慕容九还活着,白素还活着,无痕和林战还活着,师父还活着,曦还活着,所有王起在乎的人都活着。
他们在这个新世界里生活,笑,哭,爱,恨,经历平凡或非凡的人生。
画面很美,美得像一个完美的梦。
但王起注意到一个细节:所有画面里,都没有他。
“这就是代价。”渊轻声说,“你要彻底消失。不是死亡,而是从所有时间线、所有可能性、所有存在的记录中被抹去。”

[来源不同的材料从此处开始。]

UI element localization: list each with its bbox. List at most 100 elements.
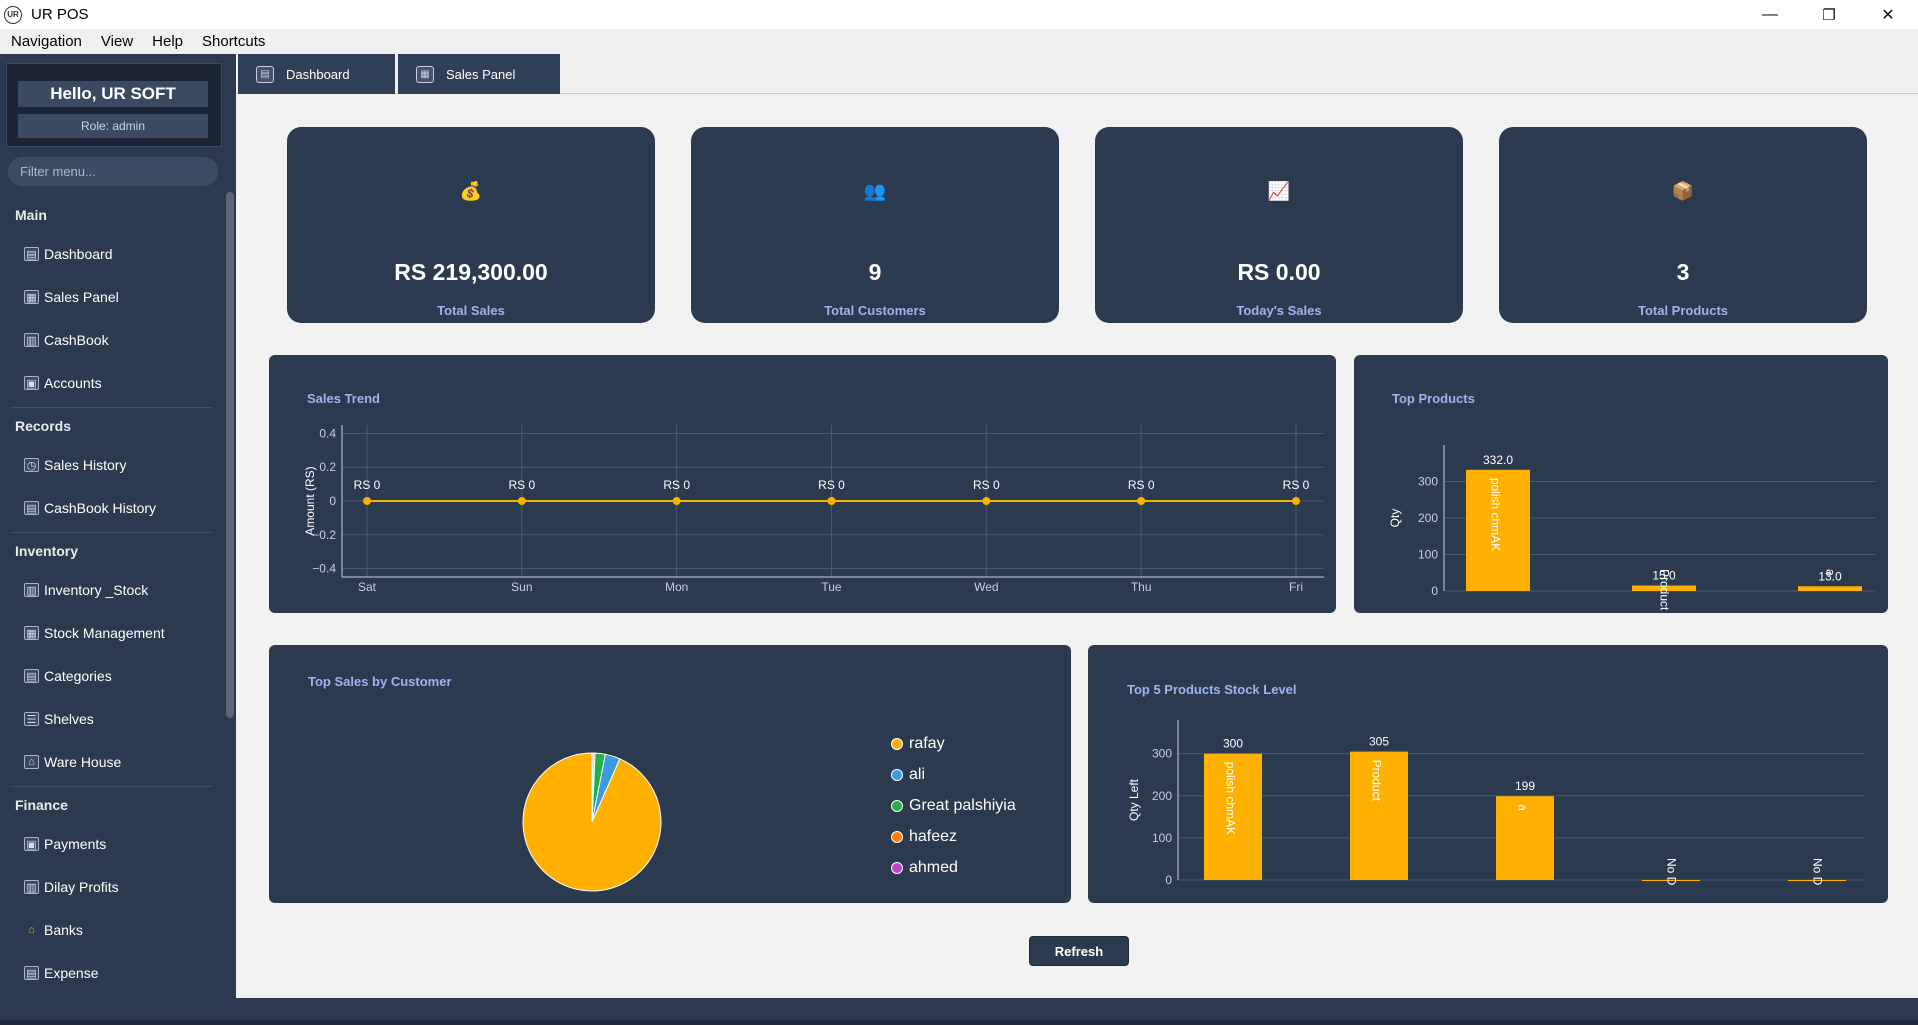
sidebar-item-label: Categories (44, 668, 112, 684)
data-point (517, 497, 526, 505)
bar (1642, 880, 1700, 881)
sidebar-item-label: Banks (44, 922, 83, 938)
dashboard-icon: ▤ (24, 247, 39, 261)
data-point (1137, 497, 1146, 505)
history-icon: ◷ (24, 458, 39, 472)
role-label: Role: admin (18, 114, 208, 138)
tab-bar: ▤ Dashboard ▦ Sales Panel (236, 54, 1918, 94)
sidebar-item-sales-history[interactable]: ◷ Sales History (24, 452, 214, 478)
stock-level-chart: 300 200 100 0 300 polish chmAK 305 Product 199 a N… (1127, 720, 1865, 887)
legend-item[interactable]: hafeez (891, 826, 957, 848)
y-tick-label: 200 (1418, 511, 1438, 525)
data-point (1292, 497, 1300, 505)
minimize-button[interactable]: — (1762, 5, 1778, 23)
sidebar-item-label: Ware House (44, 754, 122, 770)
bar (1466, 469, 1530, 591)
menu-shortcuts[interactable]: Shortcuts (202, 33, 266, 50)
bar (1798, 586, 1862, 591)
sidebar-item-label: Payments (44, 836, 107, 852)
stat-label: Total Customers (824, 303, 926, 318)
sidebar-scrollbar[interactable] (226, 192, 234, 718)
refresh-button[interactable]: Refresh (1029, 936, 1129, 966)
legend-label: hafeez (909, 828, 958, 845)
divider (10, 407, 212, 408)
data-label: 300 (1223, 737, 1243, 751)
y-tick-label: 100 (1418, 548, 1438, 562)
menu-view[interactable]: View (100, 33, 134, 50)
sidebar-item-categories[interactable]: ▤ Categories (24, 663, 214, 689)
maximize-button[interactable]: ❐ (1822, 6, 1836, 24)
chart-title: Top 5 Products Stock Level (1127, 682, 1297, 697)
stat-label: Total Sales (437, 303, 505, 318)
tab-dashboard[interactable]: ▤ Dashboard (238, 54, 395, 94)
customer-pie-chart (522, 752, 662, 892)
bar-category-label: Product (1657, 569, 1671, 611)
sidebar-item-sales-panel[interactable]: ▦ Sales Panel (24, 284, 214, 310)
sidebar-item-dashboard[interactable]: ▤ Dashboard (24, 241, 214, 267)
filter-menu-input[interactable] (8, 157, 218, 186)
menu-help[interactable]: Help (152, 33, 183, 50)
sidebar-item-banks[interactable]: ⌂ Banks (24, 917, 214, 943)
sidebar-item-dilay-profits[interactable]: ▥ Dilay Profits (24, 874, 214, 900)
close-button[interactable]: ✕ (1881, 6, 1895, 24)
data-label: 199 (1515, 779, 1535, 793)
bar (1496, 796, 1554, 880)
sidebar-item-warehouse[interactable]: ⌂ Ware House (24, 749, 214, 775)
y-axis-title: Amount (RS) (303, 466, 317, 535)
sidebar-item-cashbook[interactable]: ▥ CashBook (24, 327, 214, 353)
sidebar-item-cashbook-history[interactable]: ▤ CashBook History (24, 495, 214, 521)
sidebar-item-inventory-stock[interactable]: ▥ Inventory _Stock (24, 577, 214, 603)
data-label: RS 0 (508, 478, 535, 492)
x-tick-label: Thu (1131, 580, 1152, 594)
sales-trend-chart: 0.4 0.2 0 −0.2 −0.4 Sat Sun Mon Tue Wed Thu Fri RS 0… (303, 425, 1324, 594)
sidebar-item-shelves[interactable]: ☰ Shelves (24, 706, 214, 732)
payments-icon: ▣ (24, 837, 39, 851)
y-tick-label: 0 (329, 494, 336, 508)
y-tick-label: 100 (1152, 831, 1172, 845)
data-label: RS 0 (663, 478, 690, 492)
app-logo-icon: UR (4, 5, 22, 24)
bank-icon: ⌂ (28, 924, 35, 936)
sidebar-item-label: Dilay Profits (44, 879, 119, 895)
stat-card-todays-sales: 📈 RS 0.00 Today's Sales (1095, 127, 1463, 323)
data-point (982, 497, 991, 505)
inventory-icon: ▥ (24, 583, 39, 597)
y-tick-label: −0.4 (312, 562, 336, 576)
bar (1350, 751, 1408, 880)
pie-legend: rafay ali Great palshiyia hafeez ahmed (891, 733, 1061, 876)
warehouse-icon: ⌂ (24, 755, 39, 769)
tab-sales-panel[interactable]: ▦ Sales Panel (398, 54, 560, 94)
sidebar-item-payments[interactable]: ▣ Payments (24, 831, 214, 857)
cashbook-icon: ▥ (24, 333, 39, 347)
dashboard-icon: ▤ (256, 65, 274, 83)
sidebar-item-expense[interactable]: ▤ Expense (24, 960, 214, 986)
sidebar-item-stock-management[interactable]: ▦ Stock Management (24, 620, 214, 646)
legend-item[interactable]: rafay (891, 733, 945, 755)
legend-item[interactable]: ali (891, 764, 925, 786)
stat-label: Total Products (1637, 303, 1729, 318)
section-records: Records (15, 418, 72, 434)
sales-trend-panel: Sales Trend 0.4 0.2 0 −0.2 −0.4 Sat Sun Mon Tue W… (269, 355, 1336, 613)
ledger-icon: ▤ (24, 501, 39, 515)
status-bar-edge (0, 1020, 1918, 1025)
stat-card-total-customers: 👥 9 Total Customers (691, 127, 1059, 323)
stat-value: RS 219,300.00 (394, 259, 548, 285)
section-inventory: Inventory (15, 543, 79, 559)
stat-value: 3 (1676, 259, 1690, 285)
legend-item[interactable]: Great palshiyia (891, 795, 1016, 817)
sidebar-item-label: Sales History (44, 457, 127, 473)
legend-swatch (891, 831, 903, 843)
bar (1632, 585, 1696, 591)
sidebar-item-label: CashBook History (44, 500, 157, 516)
menu-navigation[interactable]: Navigation (11, 33, 82, 50)
y-tick-label: 300 (1418, 475, 1438, 489)
sidebar-item-accounts[interactable]: ▣ Accounts (24, 370, 214, 396)
sidebar-item-label: CashBook (44, 332, 109, 348)
data-label: 13.0 (1818, 569, 1842, 583)
legend-item[interactable]: ahmed (891, 857, 958, 879)
data-label: 332.0 (1483, 453, 1513, 467)
bar-category-label: polish chmAK (1223, 762, 1237, 835)
bar-category-label: No D (1810, 858, 1824, 886)
x-tick-label: Sun (511, 580, 532, 594)
sidebar-item-label: Stock Management (44, 625, 165, 641)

“就像你从未诞生过,从未存在过。你做过的一切,都会变成‘自然发生’;你在乎的一切,都会与你无关;你爱过恨过的一切,都会忘记你。”
他合上书。
“选刀,你活着,但失去所有人。选书,所有人活着,但失去你。”
“没有第三条路?”王起问。
“我找了三年七千年,没有找到。”
渊摇头,“当年我就是因为找不到第三条路,才会被困在这里,成为‘心渊’的看守者,等着下一个‘钥匙’持有者到来,等着看他会不会做出和我一样的选择——”
小主,
他顿了顿,眼中闪过一丝悲哀。
“——或者,会不会做出我不敢做的选择。”
房间陷入沉默。
油灯的火苗微微跳动,在墙上投下两人对峙的影子。
门外,慕容九等人听不见房间里的对话,但能感觉到那种沉重的、仿佛要压碎灵魂的气氛。
慕容九的手按在门上,紫电剑的雷光在掌心凝聚——如果王起有危险,她会不惜一切代价破开这道屏障。
王起看着桌上的刀和书。
看着渊那双和他一模一样的银灰色眼睛。
然后,他笑了。
笑得很淡,却有一种释然。
“我明白了。”他说,“你当年没有选刀,也没有选书。你两个都没选,所以你才会被困在这里三万年。”
渊的眼神微微一颤。
“你在等我。”王起继续说,“等我这个‘下一个’,等我替你做出你不敢做的选择。”
“如果我选了刀,你会失望,但至少证明你的路是对的——平衡之神就该无情无欲。”
“如果我选了书,你会欣慰,但也会痛苦——因为那证明你当年的犹豫,害得世界多受了三万年苦。”
他站起身。
“但我不选。”
渊的瞳孔骤然收缩。
“你说什么?”
“我不选刀,也不选书。”王起一字一句地说,“我要走第三条路。”
“不可能!”渊的声音第一次出现了波动,“我找了三年七千年!如果真的存在第三条路,我早就——”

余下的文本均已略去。